Role of Non-Muscle Myosin II in Regulating Cell Shape During Zebrafish Brain Morphogenesis

Union Wisconsin Room

Cell shape changes during neural tube morphogenesis are essential for development of normal structure and function of the brain. In order to elucidate the molecular mechanisms that regulate cell shape changes in the developing brain, we examine the first fold in the neural tube that forms the highly conserved midbrain-hindbrain boundary (MHB). We use the zebrafish system for these studies because it allows for in vivo imaging at single cell resolution during early brain development.

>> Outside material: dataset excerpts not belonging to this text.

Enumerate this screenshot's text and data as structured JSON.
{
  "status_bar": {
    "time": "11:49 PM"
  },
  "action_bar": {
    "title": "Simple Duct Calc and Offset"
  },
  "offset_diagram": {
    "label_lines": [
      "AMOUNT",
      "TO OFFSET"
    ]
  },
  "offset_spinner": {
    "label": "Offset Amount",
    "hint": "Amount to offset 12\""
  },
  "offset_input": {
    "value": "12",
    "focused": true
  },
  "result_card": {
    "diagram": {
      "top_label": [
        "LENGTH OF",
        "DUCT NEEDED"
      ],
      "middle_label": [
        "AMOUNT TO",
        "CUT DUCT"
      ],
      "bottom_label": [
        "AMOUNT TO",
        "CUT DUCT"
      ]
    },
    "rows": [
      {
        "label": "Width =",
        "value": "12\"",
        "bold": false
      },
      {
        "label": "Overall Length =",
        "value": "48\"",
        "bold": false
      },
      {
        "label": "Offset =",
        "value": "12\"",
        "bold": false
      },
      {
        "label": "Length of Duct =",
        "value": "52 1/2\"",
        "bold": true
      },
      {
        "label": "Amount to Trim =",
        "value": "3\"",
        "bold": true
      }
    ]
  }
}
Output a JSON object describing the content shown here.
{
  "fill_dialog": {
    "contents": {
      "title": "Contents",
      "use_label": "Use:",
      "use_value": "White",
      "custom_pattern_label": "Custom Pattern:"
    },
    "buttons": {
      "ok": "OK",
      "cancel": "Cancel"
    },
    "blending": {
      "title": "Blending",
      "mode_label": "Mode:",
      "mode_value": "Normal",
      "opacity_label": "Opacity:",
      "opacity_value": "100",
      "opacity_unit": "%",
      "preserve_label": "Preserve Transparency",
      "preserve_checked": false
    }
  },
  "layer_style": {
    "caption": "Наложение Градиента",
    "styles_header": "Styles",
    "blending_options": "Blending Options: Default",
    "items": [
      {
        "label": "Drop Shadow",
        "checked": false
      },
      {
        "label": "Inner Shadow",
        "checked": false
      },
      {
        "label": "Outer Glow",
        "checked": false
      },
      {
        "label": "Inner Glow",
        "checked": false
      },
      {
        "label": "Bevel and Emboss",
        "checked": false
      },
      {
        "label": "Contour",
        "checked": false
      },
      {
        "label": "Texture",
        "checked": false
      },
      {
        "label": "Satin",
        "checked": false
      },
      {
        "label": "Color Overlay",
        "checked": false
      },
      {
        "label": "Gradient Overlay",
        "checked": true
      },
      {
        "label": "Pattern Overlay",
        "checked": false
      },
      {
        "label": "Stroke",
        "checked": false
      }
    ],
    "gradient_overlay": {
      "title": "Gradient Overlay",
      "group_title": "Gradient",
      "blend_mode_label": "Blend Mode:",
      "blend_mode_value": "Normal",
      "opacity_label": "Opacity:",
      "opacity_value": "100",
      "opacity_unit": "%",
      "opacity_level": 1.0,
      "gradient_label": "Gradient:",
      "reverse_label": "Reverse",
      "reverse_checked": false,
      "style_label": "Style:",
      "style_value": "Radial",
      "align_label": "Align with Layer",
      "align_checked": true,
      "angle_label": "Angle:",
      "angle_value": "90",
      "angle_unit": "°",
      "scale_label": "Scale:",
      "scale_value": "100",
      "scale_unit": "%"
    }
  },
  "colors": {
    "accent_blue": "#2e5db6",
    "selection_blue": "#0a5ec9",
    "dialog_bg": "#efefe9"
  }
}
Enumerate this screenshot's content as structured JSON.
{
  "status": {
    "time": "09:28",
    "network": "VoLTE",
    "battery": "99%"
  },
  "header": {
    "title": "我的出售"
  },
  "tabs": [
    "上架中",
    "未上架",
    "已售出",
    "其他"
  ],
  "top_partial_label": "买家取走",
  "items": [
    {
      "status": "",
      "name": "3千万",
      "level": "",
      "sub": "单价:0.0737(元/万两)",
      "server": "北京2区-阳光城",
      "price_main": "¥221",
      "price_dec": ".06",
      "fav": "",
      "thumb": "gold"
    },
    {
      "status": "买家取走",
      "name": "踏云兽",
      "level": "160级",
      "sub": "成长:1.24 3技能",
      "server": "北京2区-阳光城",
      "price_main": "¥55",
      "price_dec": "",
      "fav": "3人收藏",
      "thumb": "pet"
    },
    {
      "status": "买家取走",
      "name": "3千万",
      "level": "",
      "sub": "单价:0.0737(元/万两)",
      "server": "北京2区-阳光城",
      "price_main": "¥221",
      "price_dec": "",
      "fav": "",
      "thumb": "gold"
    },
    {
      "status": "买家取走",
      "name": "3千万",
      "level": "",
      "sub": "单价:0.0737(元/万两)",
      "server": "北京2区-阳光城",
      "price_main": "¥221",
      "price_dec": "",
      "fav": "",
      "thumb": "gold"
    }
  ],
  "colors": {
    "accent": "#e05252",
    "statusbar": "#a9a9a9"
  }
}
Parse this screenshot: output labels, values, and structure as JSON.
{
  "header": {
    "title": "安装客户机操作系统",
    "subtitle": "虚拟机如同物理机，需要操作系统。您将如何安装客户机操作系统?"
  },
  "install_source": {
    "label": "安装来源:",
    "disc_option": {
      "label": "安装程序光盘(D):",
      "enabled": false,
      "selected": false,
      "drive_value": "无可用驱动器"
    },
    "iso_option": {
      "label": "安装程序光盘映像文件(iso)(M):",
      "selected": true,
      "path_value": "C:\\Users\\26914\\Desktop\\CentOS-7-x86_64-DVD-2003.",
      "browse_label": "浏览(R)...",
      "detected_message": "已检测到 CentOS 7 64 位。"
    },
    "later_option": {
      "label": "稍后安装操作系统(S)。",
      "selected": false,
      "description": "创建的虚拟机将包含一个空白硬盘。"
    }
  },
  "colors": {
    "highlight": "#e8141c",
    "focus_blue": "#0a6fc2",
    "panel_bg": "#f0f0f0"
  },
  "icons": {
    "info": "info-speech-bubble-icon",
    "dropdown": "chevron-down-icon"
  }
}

In zebrafish the MHB forms between 16 somite stage (ss) and primordium 6 (Prim-6), where a group of cells form the point of deepest constriction, the midbrain-hindbrain boundary constriction (MHBC). We previously determined that cells at the MHBC constrict basally and expand apically by Prim-6 to fold the tissue. We recently determined, using knockdown studies with antisense morpholino oligonucleotides, that non-muscle myosin II (NMII) protein isoforms, NMIIA (encoded by myh9) and NMIIB (encoded by myh10), differentially regulate cell shape changes during MHB morphogenesis. In order to further examine the roles for these proteins, we are using CRISPR-Cas9 genome editing to create myh9 and myh10 specific mutant zebrafish lines. This is essential to compare to our morpholino knockdown phenotypes. Our current results indicate that we have successfully generated F2 generation myh10 mutants and we are currently screening myh9 mutants. The examination of these mutant zebrafish lines will provide new insight into understanding the molecular mechanisms that mediate MHB formation, which are likely conserved in other morphogenetic events and in other vertebrate species.